A Well-Behaved Woman — Therese Anne Fowler
An intriguing glimpse into the life of the Vanderbilt family. Fowler had done a great job in bringing the family to life in a very relatable way. The story focuses on Alva, who married into the family to give them “acceptability” with the “old money” crowd. She proved to be a dynamo who led the Vanderbilts to the heights of power in the right social circles. But when push comes to shove, she had the courage to break rigid norms and do the right thing — for herself and to help the less fortunate.
Alva Smith, her southern family destitute after the Civil War, married into one of America’s great Gilded Age dynasties: the newly wealthy but socially shunned Vanderbilts. Ignored by New York’s old-money circles and determined to win respect, she designed and built nine mansions, hosted grand balls, and arranged for her daughter to marry a duke. But Alva also defied convention for women of her time, asserting power within her marriage and becoming a leader in the women’s suffrage movement.

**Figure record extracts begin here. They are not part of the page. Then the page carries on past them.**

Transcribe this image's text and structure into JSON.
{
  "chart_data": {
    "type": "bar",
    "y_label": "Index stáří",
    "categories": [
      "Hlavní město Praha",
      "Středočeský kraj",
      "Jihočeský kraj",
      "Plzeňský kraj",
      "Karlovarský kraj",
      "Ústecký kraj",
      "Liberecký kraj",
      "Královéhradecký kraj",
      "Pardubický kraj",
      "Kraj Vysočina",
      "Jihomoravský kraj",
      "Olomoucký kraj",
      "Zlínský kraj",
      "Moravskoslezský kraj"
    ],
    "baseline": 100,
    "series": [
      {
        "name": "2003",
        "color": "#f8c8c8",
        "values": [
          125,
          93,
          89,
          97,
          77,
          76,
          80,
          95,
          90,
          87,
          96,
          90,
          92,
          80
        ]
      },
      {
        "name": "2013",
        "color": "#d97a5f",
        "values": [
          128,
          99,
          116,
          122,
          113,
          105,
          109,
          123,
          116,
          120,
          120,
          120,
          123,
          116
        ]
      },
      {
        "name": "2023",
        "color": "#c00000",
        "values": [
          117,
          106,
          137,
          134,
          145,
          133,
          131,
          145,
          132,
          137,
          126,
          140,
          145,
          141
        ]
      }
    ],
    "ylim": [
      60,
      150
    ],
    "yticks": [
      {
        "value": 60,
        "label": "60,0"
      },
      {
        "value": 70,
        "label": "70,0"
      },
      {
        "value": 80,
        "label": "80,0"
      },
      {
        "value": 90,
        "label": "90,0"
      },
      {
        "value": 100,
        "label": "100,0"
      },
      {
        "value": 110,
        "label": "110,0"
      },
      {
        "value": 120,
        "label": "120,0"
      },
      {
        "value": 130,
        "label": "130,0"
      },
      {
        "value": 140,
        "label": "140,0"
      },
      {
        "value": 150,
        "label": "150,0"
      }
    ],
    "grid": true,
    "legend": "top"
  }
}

With a nod to Jane Austen and Edith Wharton, in A Well-Behaved Woman Therese Anne Fowler paints a glittering world of enormous wealth contrasted against desperate poverty, of social ambition and social scorn, of friendship and betrayal, and an unforgettable story of a remarkable woman. Meet Alva Smith Vanderbilt Belmont, living proof that history is made by those who know the rules—and how to break them.